Valuation: Raise Target Price To $100
Following a strong Q3 report from NetEase, as well as an improving economic environment in China, I update my residual earnings model for NetEase to account for consensus EPS upgrades.
In line with my previous base-case assessment, I continue to anchor on a 3.5% terminal growth rate (approximately between one - two percentage point higher than estimated nominal global GDP growth).
I increase my estimate for NTES fair cost of equity to 9%, from 8.5% prior, to account for globally higher risk premia, partially offset by an improved assessment of NetEase regulatory risk.
Given the EPS upgrades as highlighted below, I now calculate a fair implied share price of $114.24 versus $95.04 prior .
Analyst Consensus EPS; Author's Calculations
Here is the updated sensitivity table.
Analyst Consensus EPS; Author's Calculations
Risks
As I see it, there has been no major risk-updated since I have last covered NTES stock. Thus, I would like to highlight what I have written before :
First, the economy in China is currently pressured by multiple headwinds including inflation, real-estate crisis and COVID-19 lockdowns.

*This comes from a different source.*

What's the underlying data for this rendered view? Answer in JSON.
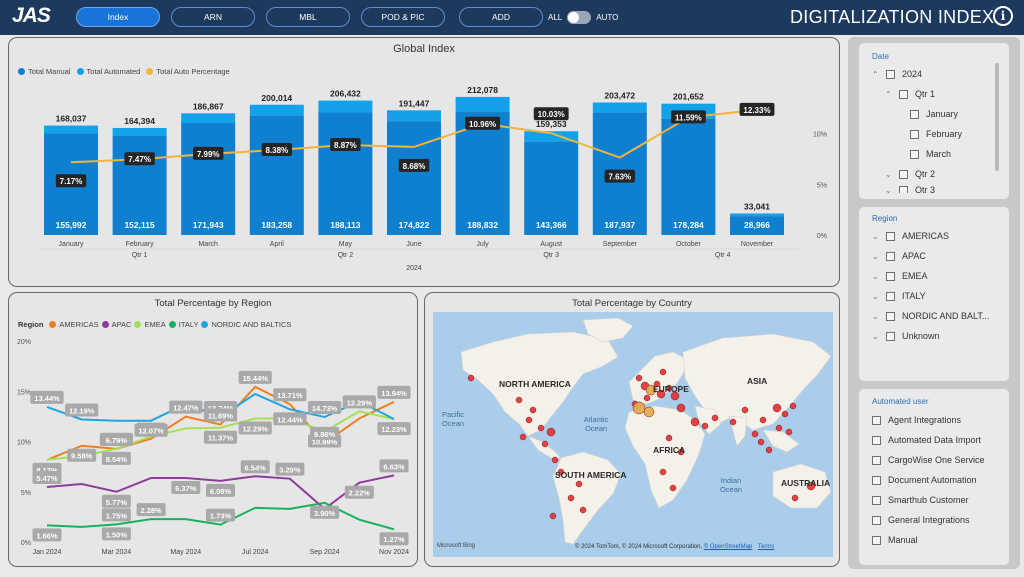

If the Chinese economy would slow more than what is expected and priced in, investors should adjust expectations for NetEase's short/mid-term business monetization accordingly.
Secondly, China's internet/tech companies in general, and gaming companies in particular, are strongly exposed to regulatory risk. That said, investors should monitor the regulatory environment very closely.
Third, much of NetEase share price volatility is currently driven by investor sentiment towards Chinese ADRs and risk assets. Thus, NetEase stock price might show strong price volatility even though the company's business fundamentals remain unchanged.
Finally, investors are well advised to not underestimate competitive pressures. NetEase is directly competing with Tencent on multiple segments including game development, live-streaming and online music. Tencent is the world's biggest and most successful game developer with unmatched software-development capabilities and financial firepower. If competition were to intensify, I personally wouldn't want to bet against Tencent.
Conclusion
There are few companies that trade at a FWD EV/EBIT of only x11, while growing 10% year over year and achieving a greater than 20% net income margin - all despite a truly challenging macro environment.
In my opinion, NetEase is now a value stock - with low valuation multiples and a $12.2 billion net cash position. According to my analysis, which I anchor on a residual earnings model, NTES stock should be fairly priced at around $115/share.